The M No Longer Stands for Music
Yes, MTV still exists. No, they barely show music videos. Yes, the internet did it. No, I would not watch a single episode of Just Tattoo of Us or Ex on the Beach at gunpoint. Yes, the classic logo is gone, along with most of what the logo used to mean. And yes, moving to pay-TV was probably the most catastrophic self-inflicted wound in the channel’s history—a decision that accelerated precisely the irrelevance it was presumably trying to avoid.
None of which changes what MTV actually accomplished. Michael Jackson, Madonna, A-ha—their global reach was substantially shaped by the channel when the music video was still the primary medium of pop culture transmission. The format existed before MTV, but MTV gave it a permanent home and made it matter in ways that turned regional artists into worldwide ones. That’s a real legacy, even if everything since has been Jersey Shore and its descendants.
On a more personal level, without the music TV era I wouldn’t have encountered Nora Tschirner—a presenter who came up through the German music channel scene in the late nineties and later became a genuinely good actress. She was formative in a way that’s hard to explain to anyone who didn’t grow up watching music television in that specific window. I owe the whole enterprise something for that, and I try to remember it whenever I’m tempted to just write MTV off entirely.

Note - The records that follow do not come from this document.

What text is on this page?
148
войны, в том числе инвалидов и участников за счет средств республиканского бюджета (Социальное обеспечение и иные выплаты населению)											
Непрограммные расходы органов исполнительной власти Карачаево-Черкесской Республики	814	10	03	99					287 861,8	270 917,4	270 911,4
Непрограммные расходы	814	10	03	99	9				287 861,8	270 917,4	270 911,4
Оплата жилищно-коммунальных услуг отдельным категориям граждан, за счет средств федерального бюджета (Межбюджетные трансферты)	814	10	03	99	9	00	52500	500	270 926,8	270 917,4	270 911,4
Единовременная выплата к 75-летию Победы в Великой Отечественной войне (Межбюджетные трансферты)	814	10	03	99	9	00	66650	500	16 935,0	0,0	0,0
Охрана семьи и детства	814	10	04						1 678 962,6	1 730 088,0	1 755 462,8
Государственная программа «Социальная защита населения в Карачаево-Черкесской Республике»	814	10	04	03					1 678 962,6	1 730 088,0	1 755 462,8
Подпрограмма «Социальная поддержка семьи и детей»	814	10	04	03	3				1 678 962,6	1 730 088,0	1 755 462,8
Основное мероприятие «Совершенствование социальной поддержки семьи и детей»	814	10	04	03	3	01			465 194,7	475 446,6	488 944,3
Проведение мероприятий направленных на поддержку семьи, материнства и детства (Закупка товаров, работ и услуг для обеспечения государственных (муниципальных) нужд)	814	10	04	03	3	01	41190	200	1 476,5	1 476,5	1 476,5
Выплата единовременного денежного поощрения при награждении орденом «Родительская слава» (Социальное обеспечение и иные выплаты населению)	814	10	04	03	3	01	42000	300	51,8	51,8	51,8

Puma released a collab with the brand—an RS-X sneaker and matching streetwear range that pulls on the visual language of nineties music television: future-retro palette, neon against grey, chunky sole and aggressive color. Whether a shoe fixes anything about what happened to the channel is not the point. Sometimes you just want to wear the logo of something that used to mean something, and sit with whatever that feeling is.